Problem should exhibit optimal substructure:

- Optimal solutions to a problem are made up from optimal solutions of subproblems
- Each problem depends on only one subproblem

## Common strategy for proving correctness #

- Make a series of choices
- Suppose we’re on track to make optimal solution T*

- Show that at each step, choices won’t rule out a globally optimal solution
- Suppose that T* disagrees with the next greedy choice

- Manipulate T* in order to make a solution T that’s not worse but agrees with the next greedy choice
- Swap choice
*k*instead of choice*j*

- Swap choice
- After having made all choices, we haven’t ruled out an optimal solution, so the solution we found is optimal

This can be turned into an inductive proof.

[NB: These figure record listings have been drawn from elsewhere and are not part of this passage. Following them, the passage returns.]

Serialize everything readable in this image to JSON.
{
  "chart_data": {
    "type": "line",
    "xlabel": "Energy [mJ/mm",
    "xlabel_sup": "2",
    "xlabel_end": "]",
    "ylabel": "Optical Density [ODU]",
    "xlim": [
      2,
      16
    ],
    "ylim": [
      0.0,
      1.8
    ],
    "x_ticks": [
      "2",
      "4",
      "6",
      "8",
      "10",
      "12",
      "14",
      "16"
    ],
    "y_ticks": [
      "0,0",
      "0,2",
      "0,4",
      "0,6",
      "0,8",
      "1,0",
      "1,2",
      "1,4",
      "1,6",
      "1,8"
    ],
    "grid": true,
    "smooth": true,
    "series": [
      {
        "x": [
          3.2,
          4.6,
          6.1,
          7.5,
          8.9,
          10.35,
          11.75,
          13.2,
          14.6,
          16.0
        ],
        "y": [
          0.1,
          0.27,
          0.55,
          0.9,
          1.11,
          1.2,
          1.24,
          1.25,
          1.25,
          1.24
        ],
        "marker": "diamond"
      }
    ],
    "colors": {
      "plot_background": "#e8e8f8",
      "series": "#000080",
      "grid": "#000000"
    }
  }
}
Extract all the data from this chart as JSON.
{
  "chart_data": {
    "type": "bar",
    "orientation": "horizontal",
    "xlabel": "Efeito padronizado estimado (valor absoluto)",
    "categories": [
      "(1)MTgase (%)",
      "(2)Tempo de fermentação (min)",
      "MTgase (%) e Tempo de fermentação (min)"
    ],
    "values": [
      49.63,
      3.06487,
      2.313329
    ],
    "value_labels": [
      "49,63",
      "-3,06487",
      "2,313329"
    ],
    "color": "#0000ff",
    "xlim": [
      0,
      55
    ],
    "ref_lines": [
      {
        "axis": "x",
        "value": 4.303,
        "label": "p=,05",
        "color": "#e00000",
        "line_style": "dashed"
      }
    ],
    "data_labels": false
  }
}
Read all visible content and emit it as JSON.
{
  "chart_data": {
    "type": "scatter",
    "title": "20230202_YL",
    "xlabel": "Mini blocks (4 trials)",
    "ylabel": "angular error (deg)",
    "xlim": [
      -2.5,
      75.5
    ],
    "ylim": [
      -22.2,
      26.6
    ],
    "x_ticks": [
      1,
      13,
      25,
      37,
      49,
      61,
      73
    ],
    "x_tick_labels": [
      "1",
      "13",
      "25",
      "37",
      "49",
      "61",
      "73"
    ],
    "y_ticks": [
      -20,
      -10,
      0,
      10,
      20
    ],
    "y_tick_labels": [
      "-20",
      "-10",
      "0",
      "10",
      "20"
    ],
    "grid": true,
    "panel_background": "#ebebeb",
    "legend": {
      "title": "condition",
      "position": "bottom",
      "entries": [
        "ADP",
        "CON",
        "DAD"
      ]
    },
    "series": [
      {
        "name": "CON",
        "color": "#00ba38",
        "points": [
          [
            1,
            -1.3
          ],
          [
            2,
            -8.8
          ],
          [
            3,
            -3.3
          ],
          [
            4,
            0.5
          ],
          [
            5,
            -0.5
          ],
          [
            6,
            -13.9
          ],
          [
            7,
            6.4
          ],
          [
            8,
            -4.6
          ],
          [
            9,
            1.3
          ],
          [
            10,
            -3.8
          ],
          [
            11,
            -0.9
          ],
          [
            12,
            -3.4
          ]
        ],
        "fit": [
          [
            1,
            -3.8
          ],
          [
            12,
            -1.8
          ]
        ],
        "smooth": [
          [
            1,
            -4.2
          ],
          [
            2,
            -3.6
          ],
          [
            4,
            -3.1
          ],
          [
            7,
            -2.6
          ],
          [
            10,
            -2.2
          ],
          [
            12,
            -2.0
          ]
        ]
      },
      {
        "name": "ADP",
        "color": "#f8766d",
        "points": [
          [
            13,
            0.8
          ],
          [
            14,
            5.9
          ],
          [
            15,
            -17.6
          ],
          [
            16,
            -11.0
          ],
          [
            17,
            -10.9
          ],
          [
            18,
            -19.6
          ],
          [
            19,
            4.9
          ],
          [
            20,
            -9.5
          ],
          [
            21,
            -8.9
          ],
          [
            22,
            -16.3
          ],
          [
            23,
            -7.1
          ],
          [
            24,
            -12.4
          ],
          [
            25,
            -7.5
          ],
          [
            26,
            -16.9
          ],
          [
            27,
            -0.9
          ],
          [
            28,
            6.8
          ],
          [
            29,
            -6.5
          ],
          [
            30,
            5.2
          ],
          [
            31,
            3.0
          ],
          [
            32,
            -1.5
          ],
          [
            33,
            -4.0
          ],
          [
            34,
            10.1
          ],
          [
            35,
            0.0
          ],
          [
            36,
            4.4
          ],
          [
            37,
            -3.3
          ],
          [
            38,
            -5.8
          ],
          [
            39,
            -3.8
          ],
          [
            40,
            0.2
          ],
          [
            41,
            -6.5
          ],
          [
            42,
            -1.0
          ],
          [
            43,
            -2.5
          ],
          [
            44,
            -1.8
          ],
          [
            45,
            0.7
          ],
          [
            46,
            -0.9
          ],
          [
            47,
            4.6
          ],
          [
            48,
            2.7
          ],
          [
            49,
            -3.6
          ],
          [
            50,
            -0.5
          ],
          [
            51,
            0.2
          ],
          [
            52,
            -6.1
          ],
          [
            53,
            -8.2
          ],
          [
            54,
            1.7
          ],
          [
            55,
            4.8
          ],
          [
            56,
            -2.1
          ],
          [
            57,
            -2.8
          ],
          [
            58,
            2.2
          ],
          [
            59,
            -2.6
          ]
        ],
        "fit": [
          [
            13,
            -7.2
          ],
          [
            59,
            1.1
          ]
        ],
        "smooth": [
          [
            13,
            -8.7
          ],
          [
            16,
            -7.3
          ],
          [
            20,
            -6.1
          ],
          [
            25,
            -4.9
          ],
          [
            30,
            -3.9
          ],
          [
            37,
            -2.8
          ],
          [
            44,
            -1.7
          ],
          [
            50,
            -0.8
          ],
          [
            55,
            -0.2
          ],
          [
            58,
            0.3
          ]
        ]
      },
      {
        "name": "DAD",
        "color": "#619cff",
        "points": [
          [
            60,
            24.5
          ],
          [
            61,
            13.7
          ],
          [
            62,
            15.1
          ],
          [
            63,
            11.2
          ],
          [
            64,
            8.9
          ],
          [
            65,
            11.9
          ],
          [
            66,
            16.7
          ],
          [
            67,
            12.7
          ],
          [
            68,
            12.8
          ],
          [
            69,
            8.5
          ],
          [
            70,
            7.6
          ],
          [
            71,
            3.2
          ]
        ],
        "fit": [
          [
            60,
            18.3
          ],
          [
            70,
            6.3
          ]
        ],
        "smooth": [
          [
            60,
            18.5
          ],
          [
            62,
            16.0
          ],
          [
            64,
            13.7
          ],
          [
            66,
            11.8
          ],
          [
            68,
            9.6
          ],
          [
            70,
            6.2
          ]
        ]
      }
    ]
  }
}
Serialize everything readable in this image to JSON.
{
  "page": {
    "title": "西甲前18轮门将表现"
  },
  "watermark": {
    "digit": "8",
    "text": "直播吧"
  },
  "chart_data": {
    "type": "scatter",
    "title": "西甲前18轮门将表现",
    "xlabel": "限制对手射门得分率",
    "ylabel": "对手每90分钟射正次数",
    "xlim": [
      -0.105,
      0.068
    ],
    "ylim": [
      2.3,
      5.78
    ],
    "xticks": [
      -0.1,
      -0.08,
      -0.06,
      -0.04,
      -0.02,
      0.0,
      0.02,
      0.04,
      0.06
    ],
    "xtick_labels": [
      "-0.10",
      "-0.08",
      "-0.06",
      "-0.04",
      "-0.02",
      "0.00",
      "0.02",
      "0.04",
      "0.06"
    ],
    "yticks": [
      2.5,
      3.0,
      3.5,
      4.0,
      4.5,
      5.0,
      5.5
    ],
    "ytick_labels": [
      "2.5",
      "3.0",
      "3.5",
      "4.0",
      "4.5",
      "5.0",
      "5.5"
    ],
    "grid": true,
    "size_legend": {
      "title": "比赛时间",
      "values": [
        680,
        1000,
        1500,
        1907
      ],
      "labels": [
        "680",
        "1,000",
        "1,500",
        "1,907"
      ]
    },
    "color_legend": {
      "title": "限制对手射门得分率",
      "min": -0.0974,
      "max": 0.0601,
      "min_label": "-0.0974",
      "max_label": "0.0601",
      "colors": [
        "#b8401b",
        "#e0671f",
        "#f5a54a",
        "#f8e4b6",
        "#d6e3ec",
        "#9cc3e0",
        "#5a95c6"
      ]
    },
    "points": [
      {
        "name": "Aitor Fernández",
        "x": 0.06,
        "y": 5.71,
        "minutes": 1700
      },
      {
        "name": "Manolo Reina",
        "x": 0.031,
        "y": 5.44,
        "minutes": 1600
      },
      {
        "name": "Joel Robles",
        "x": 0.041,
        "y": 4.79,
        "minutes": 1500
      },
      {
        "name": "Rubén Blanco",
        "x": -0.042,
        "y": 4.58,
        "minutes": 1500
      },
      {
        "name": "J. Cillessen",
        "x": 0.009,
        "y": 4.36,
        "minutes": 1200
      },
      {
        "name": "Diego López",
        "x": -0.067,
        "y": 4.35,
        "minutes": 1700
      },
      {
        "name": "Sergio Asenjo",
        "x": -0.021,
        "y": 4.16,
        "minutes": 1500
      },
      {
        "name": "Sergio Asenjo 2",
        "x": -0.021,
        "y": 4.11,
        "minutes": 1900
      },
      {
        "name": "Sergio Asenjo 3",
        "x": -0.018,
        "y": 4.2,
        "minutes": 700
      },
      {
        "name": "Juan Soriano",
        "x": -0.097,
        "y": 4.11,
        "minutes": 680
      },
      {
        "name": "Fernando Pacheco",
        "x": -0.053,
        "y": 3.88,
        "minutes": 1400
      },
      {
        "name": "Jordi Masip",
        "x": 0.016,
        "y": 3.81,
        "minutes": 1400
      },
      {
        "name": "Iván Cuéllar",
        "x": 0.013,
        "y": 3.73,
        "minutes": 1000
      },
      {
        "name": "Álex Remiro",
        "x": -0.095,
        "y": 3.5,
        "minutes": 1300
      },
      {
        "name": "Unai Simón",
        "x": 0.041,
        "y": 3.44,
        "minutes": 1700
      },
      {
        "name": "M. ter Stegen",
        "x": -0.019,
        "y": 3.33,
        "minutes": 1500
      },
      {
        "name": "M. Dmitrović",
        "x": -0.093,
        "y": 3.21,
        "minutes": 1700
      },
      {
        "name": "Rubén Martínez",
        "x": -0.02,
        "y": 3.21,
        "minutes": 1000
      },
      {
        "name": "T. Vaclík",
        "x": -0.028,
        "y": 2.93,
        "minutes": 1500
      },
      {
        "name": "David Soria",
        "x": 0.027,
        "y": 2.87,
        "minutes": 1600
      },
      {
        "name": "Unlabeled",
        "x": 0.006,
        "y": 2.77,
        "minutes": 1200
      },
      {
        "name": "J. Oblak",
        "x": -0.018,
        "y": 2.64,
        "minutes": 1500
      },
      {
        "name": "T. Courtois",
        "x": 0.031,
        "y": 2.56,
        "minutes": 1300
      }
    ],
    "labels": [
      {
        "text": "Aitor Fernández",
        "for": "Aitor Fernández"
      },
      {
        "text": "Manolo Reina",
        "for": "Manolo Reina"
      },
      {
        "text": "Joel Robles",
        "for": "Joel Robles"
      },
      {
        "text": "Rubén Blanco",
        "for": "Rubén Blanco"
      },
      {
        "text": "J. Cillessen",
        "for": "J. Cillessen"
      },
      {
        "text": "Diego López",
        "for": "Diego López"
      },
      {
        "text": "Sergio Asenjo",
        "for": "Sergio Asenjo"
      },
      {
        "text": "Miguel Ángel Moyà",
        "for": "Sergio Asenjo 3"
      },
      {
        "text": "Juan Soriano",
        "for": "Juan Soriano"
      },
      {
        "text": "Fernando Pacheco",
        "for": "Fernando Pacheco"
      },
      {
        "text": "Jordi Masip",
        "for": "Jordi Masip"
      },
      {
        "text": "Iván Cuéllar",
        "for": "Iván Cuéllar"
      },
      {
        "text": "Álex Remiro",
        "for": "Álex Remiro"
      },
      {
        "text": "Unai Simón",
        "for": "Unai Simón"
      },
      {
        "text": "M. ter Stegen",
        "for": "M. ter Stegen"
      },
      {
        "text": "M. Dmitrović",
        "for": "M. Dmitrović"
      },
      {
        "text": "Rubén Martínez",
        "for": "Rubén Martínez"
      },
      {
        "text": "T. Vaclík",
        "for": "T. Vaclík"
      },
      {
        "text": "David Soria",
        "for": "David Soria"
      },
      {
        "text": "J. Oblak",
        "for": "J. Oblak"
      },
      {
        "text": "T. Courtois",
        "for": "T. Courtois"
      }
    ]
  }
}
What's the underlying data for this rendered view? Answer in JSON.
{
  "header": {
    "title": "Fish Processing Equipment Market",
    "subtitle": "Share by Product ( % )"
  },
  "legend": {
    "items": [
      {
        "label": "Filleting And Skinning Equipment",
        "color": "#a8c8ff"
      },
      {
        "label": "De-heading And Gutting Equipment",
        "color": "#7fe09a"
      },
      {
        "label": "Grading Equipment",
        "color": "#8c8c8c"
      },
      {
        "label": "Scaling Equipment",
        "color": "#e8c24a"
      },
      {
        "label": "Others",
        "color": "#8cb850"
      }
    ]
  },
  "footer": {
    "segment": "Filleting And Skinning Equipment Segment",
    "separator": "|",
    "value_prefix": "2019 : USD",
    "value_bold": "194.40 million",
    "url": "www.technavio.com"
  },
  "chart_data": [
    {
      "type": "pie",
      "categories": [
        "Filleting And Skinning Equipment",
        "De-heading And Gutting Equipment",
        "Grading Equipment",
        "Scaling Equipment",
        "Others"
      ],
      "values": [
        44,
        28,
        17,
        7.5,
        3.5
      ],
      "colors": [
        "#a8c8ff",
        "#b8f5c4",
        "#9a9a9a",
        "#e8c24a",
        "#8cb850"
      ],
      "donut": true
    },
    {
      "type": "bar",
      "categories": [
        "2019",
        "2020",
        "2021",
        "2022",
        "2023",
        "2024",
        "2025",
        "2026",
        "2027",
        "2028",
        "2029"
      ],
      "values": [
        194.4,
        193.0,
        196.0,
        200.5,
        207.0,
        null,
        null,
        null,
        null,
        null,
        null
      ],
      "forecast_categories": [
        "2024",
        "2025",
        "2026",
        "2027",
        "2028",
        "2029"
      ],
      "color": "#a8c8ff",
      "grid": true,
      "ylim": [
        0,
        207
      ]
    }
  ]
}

## Wrong greedy: unbounded knapsack #

Idea: select items with best value/weight ratio

- This works if you can fill the entire knapsack capacity
- However, if there is space left over, then we have a suboptimal solution

## Correct greedy: activity selection #

### Problem statement #

Input:

- Activities a1…an
- Start times s1…sn
- Finish times f1…fn

Output:

- Maximize the number of activities to do in a given day

### Greedy algorithm #

- Pick activity you can add with the smallest finish time
- Repeat

What makes it greedy?

- At each step in the algorithm, make a choice:
- Can increase activity set by one
- Leaving room for future choices
- Do this and hope for the best

- Hope that at the end of the day, this is a globally optimal solution

### Correctness #

- When we make a choice, we don’t rule out an optimal solution (i.e., there exists some optimal solution that contains that choice)
- Suppose we have already chosen ai and there is still an optimal T* that extends our choices
- Now consider the next choice ak
- If ak in T*, we are done
- If ak not in T*:
- Let aj be the activity in T* with smallest finish time after ai
- Consider schedule T swapping aj for ak
- T is still allowed, since ak has smaller ending time than aj, so does not conflict with anything
- T still optimal, since it has the same numer of activities as T*

- The above is the inductive step of the proof of correctness.